Subsequent to June 30, 2009, the Company entered into an agreement with a third party whereby the Company is involved as a consultant to help manage a large project that the third party had recently entered into.  In exchange for these consulting services, the third party paid the Company $250,000, who in-turn used that money to pay various vendors and developers involved in the project.  
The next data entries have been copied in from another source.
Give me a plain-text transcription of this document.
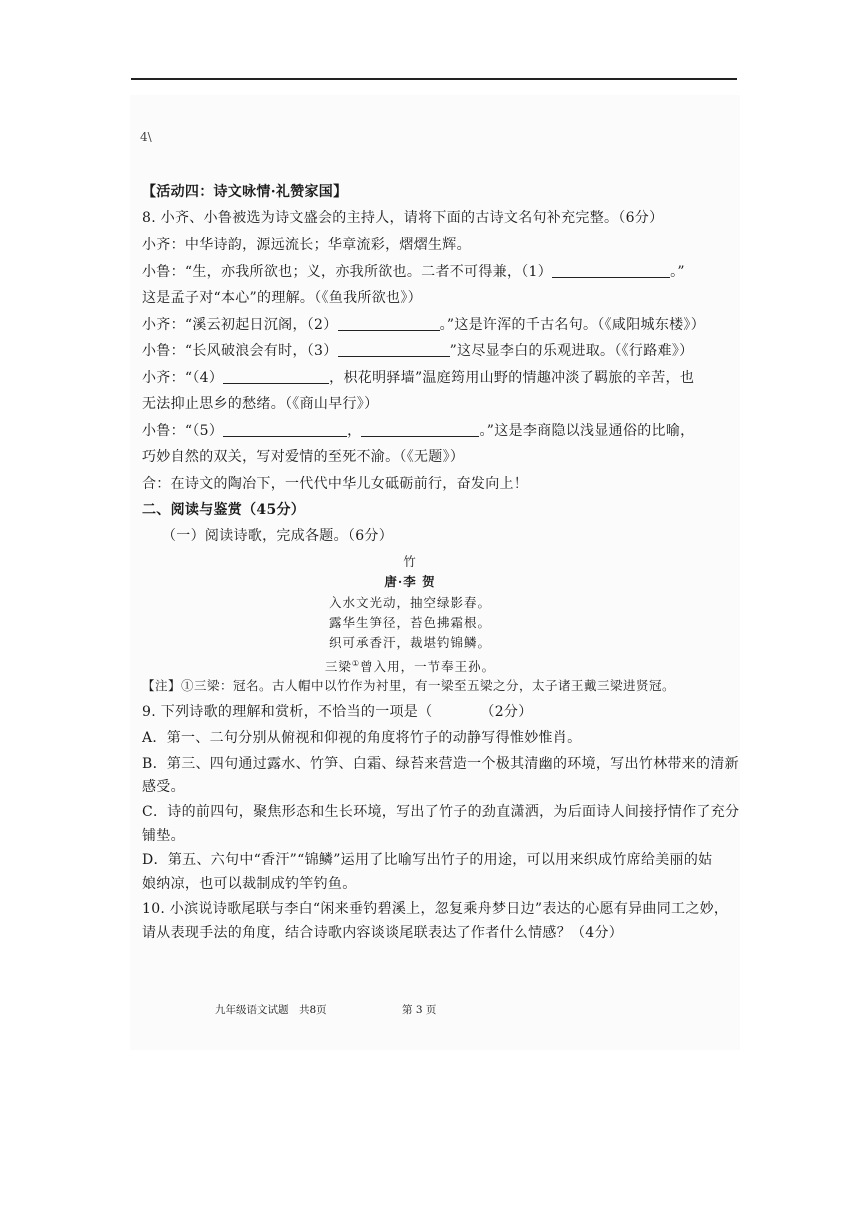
4\
【活动四：诗文咏情·礼赞家国】
8. 小齐、小鲁被选为诗文盛会的主持人，请将下面的古诗文名句补充完整。（6分）
小齐：中华诗韵，源远流长；华章流彩，熠熠生辉。
小鲁：“生，亦我所欲也；义，亦我所欲也。二者不可得兼，（1）	。”
这是孟子对“本心”的理解。（《鱼我所欲也》）
小齐：“溪云初起日沉阁，（2）	。”这是许浑的千古名句。（《咸阳城东楼》）
小鲁：“长风破浪会有时，（3）	”这尽显李白的乐观进取。（《行路难》）
小齐：“（4）	，枳花明驿墙”温庭筠用山野的情趣冲淡了羁旅的辛苦，也
无法抑止思乡的愁绪。（《商山早行》）
小鲁：“（5）	，	。”这是李商隐以浅显通俗的比喻，
巧妙自然的双关，写对爱情的至死不渝。（《无题》）
合：在诗文的陶冶下，一代代中华儿女砥砺前行，奋发向上！
二、阅读与鉴赏（45分）
（一）阅读诗歌，完成各题。（6分）
竹
唐·李 贺
入水文光动，抽空绿影春。
露华生笋径，苔色拂霜根。
织可承香汗，裁堪钓锦鳞。
三梁①曾入用，一节奉王孙。
【注】①三梁：冠名。古人帽中以竹作为衬里，有一梁至五梁之分，太子诸王戴三梁进贤冠。
9. 下列诗歌的理解和赏析，不恰当的一项是（	（2分）
A．第一、二句分别从俯视和仰视的角度将竹子的动静写得惟妙惟肖。
B．第三、四句通过露水、竹笋、白霜、绿苔来营造一个极其清幽的环境，写出竹林带来的清新
感受。
C．诗的前四句，聚焦形态和生长环境，写出了竹子的劲直潇洒，为后面诗人间接抒情作了充分
铺垫。
D．第五、六句中“香汗”“锦鳞”运用了比喻写出竹子的用途，可以用来织成竹席给美丽的姑
娘纳凉，也可以裁制成钓竿钓鱼。
10. 小滨说诗歌尾联与李白“闲来垂钓碧溪上，忽复乘舟梦日边”表达的心愿有异曲同工之妙，
请从表现手法的角度，结合诗歌内容谈谈尾联表达了作者什么情感？（4分）
九年级语文试题　共8页	第 3 页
On July 15, 2009 Lion entered into a Letter of Intent (LOI) to have the irrevocable right to acquire Publisher X (PX) on or before August 31, 2009.  This proposed acquisition would take place after the completion of the Merger Agreement between Lion and the Company (which would become DeFi Mobile, Ltd.).  Under the terms of the LOI, DeFi Mobile, Ltd., would acquire all the issued and outstanding ownership interests of PX.  The acquisition would be financed using shares of DeFi Mobile, Ltd., the number of shares to be issued and the price per share have yet to be determined.  As of the date of this filing, this acquisition had not yet been finalized.

On July 20, 2009 Lion entered into a Letter of Intent (LOI) to have the irrevocable right to acquire FunFinder (FF) on or before August 31, 2009.  This proposed acquisition would take place after the completion of the Merger Agreement between Lion and the Company (which would become DeFi Mobile, Ltd.).  Under the terms of the LOI, DeFi Mobile, Ltd., would acquire all the issued and outstanding ownership interests of FF.  This acquisition would be financed using shares of DeFi Mobile, Ltd., the number of shares to be issued and the price per share have yet to be determined.  As of the date of this filing, this acquisition had not yet been finalized.